Until this moment, the logistics and strategic national plans have not been selective concerning the identification, along the TEN-T Corridors, of a few ports and freight villages which are able to become effective European gateways within the Italian territory and attract private investments. Moreover, these planning instruments, instead of basing their strategies on the most concrete corridors have preferred to conceive their policies on entirely “imaginary” ones. This is, for instance, the case of the Logistics Platform in the Nord-East area of Italy. This Platform has been organized around the uncertain Corridor V, rather than the more concrete (but not yet recognized in the European maps) Adriatic-Baltic corridor. As a consequence, in this Region, several existing national infrastructures appear, at the moment, largely underused:
- a freight village of considerable size and European standards such as the Interporto Alpe Adria in Cervignano del Friuli, and
- an international double railway such as the “Pontebbana” that links the North-East area of Italy with Austria, through the Alpine pass of Tarvisio, and which is already the southern segment of the Adriatic-Baltic corridor.

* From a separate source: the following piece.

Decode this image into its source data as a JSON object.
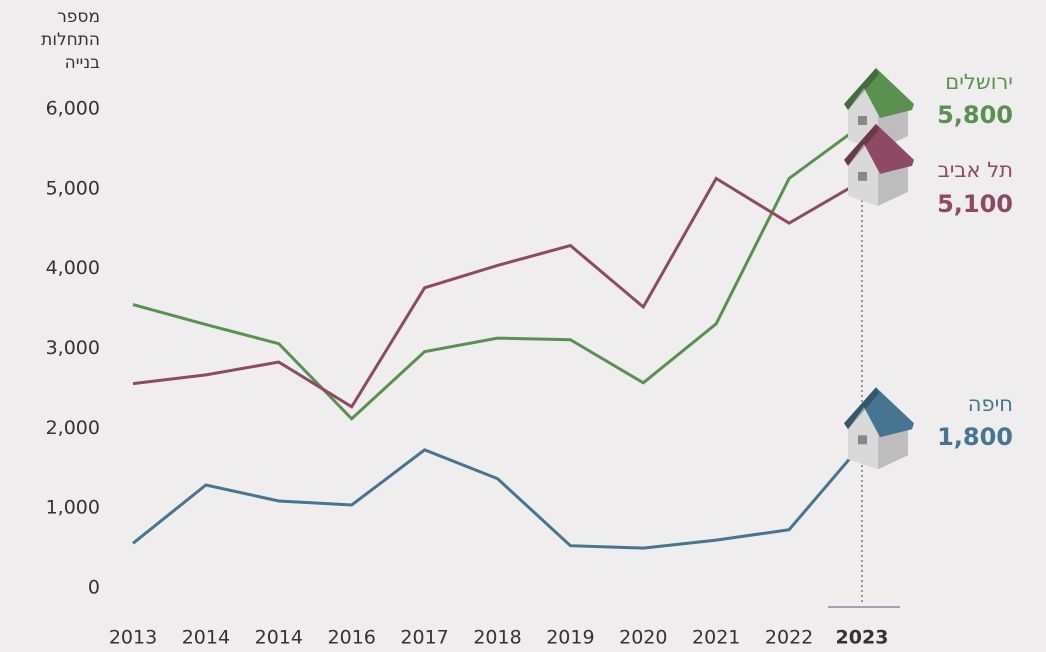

On the other hand, these infrastructures might play a significant role in light of the positive estimates about the new trends of maritime trades, which would realize a renewed centrality to the Mediterranean Sea (Drewry Shipping Consultants, 2010), and important development programs regarding the Adriatic ports, involving both public (Venice, Rijeka) and private (Monfalcone-Triest, Koper) stakeholders. The aim of these projects is to increase the competitive capacity of the North Adriatic port system and establish a more effective connection between it and the central and eastern parts of Europe, through the Baltic-Adriatic Corridor, so as to constitute the so-called North Adriatic Gateway.
Similarly it would be possible to use the same strategies even for the the Nord-West territories which could depict the second important Italian gateway, the so-called North Tyrrhenian Gateway (based on the Two Seas Corridor 24 Genova-Rotterdam).
The paper concludes its argumentations supporting the necessity of putting more emphasis on the Corridor 1, the Two Seas Corridor 24 and the Adriatic-Baltic corridor instead of the Corridor V. In fact only these North-South Corridors, linking Italy to the most productive European regions, could allow to produce economic benefits in a shorter term, while in this possible scenario, the Corridor V (hierarchically subordinate to the other axis) would connect the two Italian gateways each other and these ones to the second-level national infrastructure, in order to avoid the marginalisation of entire regional areas from the major trade and economic networks.